Climat: les pays pauvres se résignent à un accord financier décevant
300 milliards de dollars par an, dans dix ans: les pays développés se sont engagés samedi à Bakou à davantage financer les pays pauvres menacés par le changement climatique, au terme d'une chaotique conférence de l'ONU en Azerbaïdjan dont le monde en développement repart furieux.
Le représentant des 45 pays les plus pauvres de la planète, a dénoncé un accord "pas ambitieux".
"Le montant proposé est lamentablement faible. C'est dérisoire", a dénoncé la déléguée indienne Leela Nandan en éreintant la présidence azerbaïdjanaise de la COP29.

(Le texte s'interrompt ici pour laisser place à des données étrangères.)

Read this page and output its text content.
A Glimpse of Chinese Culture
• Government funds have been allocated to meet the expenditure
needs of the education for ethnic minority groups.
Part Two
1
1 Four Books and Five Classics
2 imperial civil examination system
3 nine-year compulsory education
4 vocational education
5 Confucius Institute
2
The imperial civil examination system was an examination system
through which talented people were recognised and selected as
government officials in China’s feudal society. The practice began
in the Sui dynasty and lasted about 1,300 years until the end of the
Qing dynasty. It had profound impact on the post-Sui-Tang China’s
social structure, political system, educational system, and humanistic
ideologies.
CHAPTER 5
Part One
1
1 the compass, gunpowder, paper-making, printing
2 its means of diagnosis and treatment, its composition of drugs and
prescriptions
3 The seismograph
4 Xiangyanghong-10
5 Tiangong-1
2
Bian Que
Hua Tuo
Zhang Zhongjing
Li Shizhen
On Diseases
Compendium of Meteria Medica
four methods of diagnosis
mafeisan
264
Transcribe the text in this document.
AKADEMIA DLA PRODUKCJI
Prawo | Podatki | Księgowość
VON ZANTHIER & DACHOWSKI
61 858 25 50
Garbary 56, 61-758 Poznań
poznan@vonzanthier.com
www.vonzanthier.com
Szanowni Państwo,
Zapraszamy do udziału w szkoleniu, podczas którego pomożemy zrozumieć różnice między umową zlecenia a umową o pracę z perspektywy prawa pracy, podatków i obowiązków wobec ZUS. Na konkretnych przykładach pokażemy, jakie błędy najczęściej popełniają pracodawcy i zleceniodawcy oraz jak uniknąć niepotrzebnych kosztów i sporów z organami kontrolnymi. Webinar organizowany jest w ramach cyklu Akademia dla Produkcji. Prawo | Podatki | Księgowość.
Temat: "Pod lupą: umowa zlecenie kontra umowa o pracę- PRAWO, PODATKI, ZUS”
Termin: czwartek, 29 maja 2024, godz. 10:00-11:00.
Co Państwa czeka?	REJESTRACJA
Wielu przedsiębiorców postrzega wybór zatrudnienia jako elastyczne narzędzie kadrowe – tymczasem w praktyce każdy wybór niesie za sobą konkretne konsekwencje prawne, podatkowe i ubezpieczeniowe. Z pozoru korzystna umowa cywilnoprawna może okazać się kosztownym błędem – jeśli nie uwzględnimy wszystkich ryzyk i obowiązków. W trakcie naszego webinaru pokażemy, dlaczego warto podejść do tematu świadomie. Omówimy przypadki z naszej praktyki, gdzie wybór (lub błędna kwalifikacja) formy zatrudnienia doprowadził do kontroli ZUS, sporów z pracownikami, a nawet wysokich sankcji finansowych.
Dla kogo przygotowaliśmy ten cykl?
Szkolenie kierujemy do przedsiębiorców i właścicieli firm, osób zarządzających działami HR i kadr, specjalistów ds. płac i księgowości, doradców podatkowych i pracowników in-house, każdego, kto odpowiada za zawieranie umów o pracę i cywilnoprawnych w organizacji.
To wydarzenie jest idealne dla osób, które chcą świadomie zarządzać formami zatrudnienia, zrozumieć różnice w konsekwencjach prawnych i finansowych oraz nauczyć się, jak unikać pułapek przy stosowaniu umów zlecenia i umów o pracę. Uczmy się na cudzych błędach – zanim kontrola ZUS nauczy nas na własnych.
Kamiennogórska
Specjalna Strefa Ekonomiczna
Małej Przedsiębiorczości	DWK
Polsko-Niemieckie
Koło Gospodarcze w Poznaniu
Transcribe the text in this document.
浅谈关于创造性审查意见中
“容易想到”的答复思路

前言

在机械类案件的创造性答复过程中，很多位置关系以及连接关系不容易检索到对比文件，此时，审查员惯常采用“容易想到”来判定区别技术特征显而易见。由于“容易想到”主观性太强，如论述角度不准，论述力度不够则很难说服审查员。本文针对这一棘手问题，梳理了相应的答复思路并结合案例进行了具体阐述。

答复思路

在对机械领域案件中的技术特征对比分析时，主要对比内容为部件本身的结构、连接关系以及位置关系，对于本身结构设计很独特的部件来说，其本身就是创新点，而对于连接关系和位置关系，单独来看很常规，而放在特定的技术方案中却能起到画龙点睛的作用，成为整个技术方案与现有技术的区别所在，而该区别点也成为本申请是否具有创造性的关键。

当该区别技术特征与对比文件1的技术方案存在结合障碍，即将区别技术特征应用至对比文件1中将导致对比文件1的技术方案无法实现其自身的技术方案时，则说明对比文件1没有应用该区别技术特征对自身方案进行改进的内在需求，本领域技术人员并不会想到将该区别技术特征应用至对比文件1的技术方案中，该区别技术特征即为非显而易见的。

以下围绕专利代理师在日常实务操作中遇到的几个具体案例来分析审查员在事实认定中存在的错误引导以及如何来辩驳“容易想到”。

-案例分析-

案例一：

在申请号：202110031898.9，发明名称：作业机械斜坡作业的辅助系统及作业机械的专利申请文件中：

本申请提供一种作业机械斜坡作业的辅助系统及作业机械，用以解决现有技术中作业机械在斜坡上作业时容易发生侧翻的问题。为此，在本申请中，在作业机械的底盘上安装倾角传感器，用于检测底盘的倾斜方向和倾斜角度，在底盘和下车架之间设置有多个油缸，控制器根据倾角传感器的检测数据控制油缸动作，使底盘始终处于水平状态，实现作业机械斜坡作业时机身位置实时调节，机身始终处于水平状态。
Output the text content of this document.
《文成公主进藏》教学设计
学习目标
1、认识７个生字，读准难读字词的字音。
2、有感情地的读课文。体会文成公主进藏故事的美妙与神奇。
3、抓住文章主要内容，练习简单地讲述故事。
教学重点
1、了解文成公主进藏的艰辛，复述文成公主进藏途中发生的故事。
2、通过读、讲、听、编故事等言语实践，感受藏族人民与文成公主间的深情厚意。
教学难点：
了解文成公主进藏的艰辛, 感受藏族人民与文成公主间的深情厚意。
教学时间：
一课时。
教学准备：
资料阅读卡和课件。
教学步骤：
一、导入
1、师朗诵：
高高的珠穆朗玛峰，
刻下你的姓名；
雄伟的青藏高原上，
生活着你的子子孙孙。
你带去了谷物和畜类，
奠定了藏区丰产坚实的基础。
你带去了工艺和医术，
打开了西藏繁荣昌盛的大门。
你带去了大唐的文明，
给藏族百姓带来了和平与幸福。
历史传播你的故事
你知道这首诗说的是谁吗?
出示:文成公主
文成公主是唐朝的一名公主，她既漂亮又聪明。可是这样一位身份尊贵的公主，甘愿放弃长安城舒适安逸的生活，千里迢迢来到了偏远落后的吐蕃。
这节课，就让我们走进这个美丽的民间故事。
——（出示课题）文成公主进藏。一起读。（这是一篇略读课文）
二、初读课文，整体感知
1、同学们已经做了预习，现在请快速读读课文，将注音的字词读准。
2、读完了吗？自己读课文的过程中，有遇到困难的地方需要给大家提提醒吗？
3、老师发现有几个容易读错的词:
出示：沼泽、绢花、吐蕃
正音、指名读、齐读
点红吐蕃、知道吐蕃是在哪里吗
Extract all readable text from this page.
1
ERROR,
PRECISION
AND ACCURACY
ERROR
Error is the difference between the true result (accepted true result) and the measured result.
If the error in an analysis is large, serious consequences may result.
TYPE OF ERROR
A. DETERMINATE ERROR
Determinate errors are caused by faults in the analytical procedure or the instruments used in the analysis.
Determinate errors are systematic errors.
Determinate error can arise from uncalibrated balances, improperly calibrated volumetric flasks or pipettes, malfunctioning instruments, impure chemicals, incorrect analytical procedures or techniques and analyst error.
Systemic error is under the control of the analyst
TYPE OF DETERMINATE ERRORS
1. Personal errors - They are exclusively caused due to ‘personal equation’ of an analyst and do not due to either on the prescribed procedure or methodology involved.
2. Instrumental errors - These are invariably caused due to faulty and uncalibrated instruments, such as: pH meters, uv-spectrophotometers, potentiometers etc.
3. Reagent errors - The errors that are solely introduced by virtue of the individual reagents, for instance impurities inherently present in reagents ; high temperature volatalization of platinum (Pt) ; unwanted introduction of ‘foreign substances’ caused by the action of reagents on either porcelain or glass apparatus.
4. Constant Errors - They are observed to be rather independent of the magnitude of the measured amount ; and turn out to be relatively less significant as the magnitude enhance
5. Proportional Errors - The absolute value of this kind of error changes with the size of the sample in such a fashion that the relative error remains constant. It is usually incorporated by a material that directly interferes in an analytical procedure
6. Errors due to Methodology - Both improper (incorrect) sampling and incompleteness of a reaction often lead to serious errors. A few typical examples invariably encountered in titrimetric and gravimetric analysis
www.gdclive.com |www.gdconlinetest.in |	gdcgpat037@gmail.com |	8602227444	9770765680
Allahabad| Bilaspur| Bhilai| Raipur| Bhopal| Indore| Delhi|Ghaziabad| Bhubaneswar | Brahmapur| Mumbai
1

Cet engagement financier de pays européens, des Etats-Unis, du Canada, de l'Australie, du Japon et la Nouvelle-Zélande, sous l'égide de l'ONU, est d'augmenter de 100 milliards aujourd'hui à "au moins 300 milliards de dollars" annuels d'ici 2035 leurs prêts et dons aux pays en développement.
De l'argent pour s'adapter aux inondations, aux canicules et aux sécheresses. Mais aussi pour investir dans les énergies bas carbone au lieu de développer leurs économies en brûlant du charbon et du pétrole, comme les pays occidentaux l'ont fait pendant plus d'un siècle.
Les Européens, premiers bailleurs mondiaux de finance pour le climat, n'étaient pas prêts à aller au-delà de ce montant, en période de resserrement budgétaire et de secousses politiques. Mais estiment avoir contribué à un résultat historique.
"La COP29 passera à la postérité comme le début d'une nouvelle ère pour la finance climatique", s'est félicité le commissaire Wopke Hoekstra.
- Pas de tours d'honneur -
Mais l'accord de la COP29, scellé pendant la seconde nuit de prolongation, laisse un goût amer à de nombreux participants. Les pays les plus pauvres de la planète et les Etats insulaires du Pacifique, des Caraïbes ou d'Afrique demandaient le double ou plus. Et il a été adopté à près de 03H00 du matin après d'épuisantes tractations.
"Aucun pays n'a obtenu tout ce qu'il voulait, et nous quittons Bakou avec une montagne de travail à accomplir. Ce n'est donc pas l'heure de faire des tours d'honneur", a déclaré le chef de l'ONU climat, Simon Stiell.
L'Azerbaïdjan s'était battue pour décrocher l'organisation de la conférence, le plus grand événement international organisé par le pays, face à l'Arménie. Mais les déclarations de son président contre la France, les arrestations de militants environnementaux et le harcèlement de parlementaires américains à Bakou ont alourdi l'atmosphère.
Sa gestion des négociations est sévèrement jugée. L’Allemagne lui a reproché sa proximité avec des pays pétroliers, et les Etats les plus pauvres de la planète ont claqué la porte d'une réunion samedi, estimant n'avoir pas été pleinement consultés.
Bakou fut une "expérience douloureuse", a dit la ministre brésilienne de l'Environnement, Marina Silva, qui accueillera la prochaine COP dans un an.
- Bras de fer sur les fossiles -
L'arrière-plan inédit de cette 29e COP est une année 2024 qui sera vraisemblablement la plus chaude jamais mesurée. Et, neuf ans après l'accord de Paris, l'humanité va encore brûler plus de pétrole, de gaz et de charbon que l'année passée.
En deux semaines de réunion en Azerbaïdjan, des tempêtes ont tué des Philippines au Honduras, l'Espagne panse ses plaies après des inondations meurtrières, l'Equateur a déclaré l'urgence nationale à cause de la sécheresse et des incendies....
Mais, dans ce qui est interprété comme une revanche de la COP28 de Dubaï, l'an dernier, aucune mention explicite n'est faite dans l'accord de Bakou de la transition vers la sortie des énergies fossiles. En revanche, les "combustibles de transition", le terme de l'industrie gazière pour le gaz naturel, a droit a une mention explicite.
Les Européens, qui espéraient plus d'ambition sur la baisse des émissions de gaz à effet de serre, ne retrouveront pas non plus dans le texte la création du dispositif d'un suivi annuel des efforts de transition hors des fossiles (charbon, pétrole, gaz) qu'ils espéraient.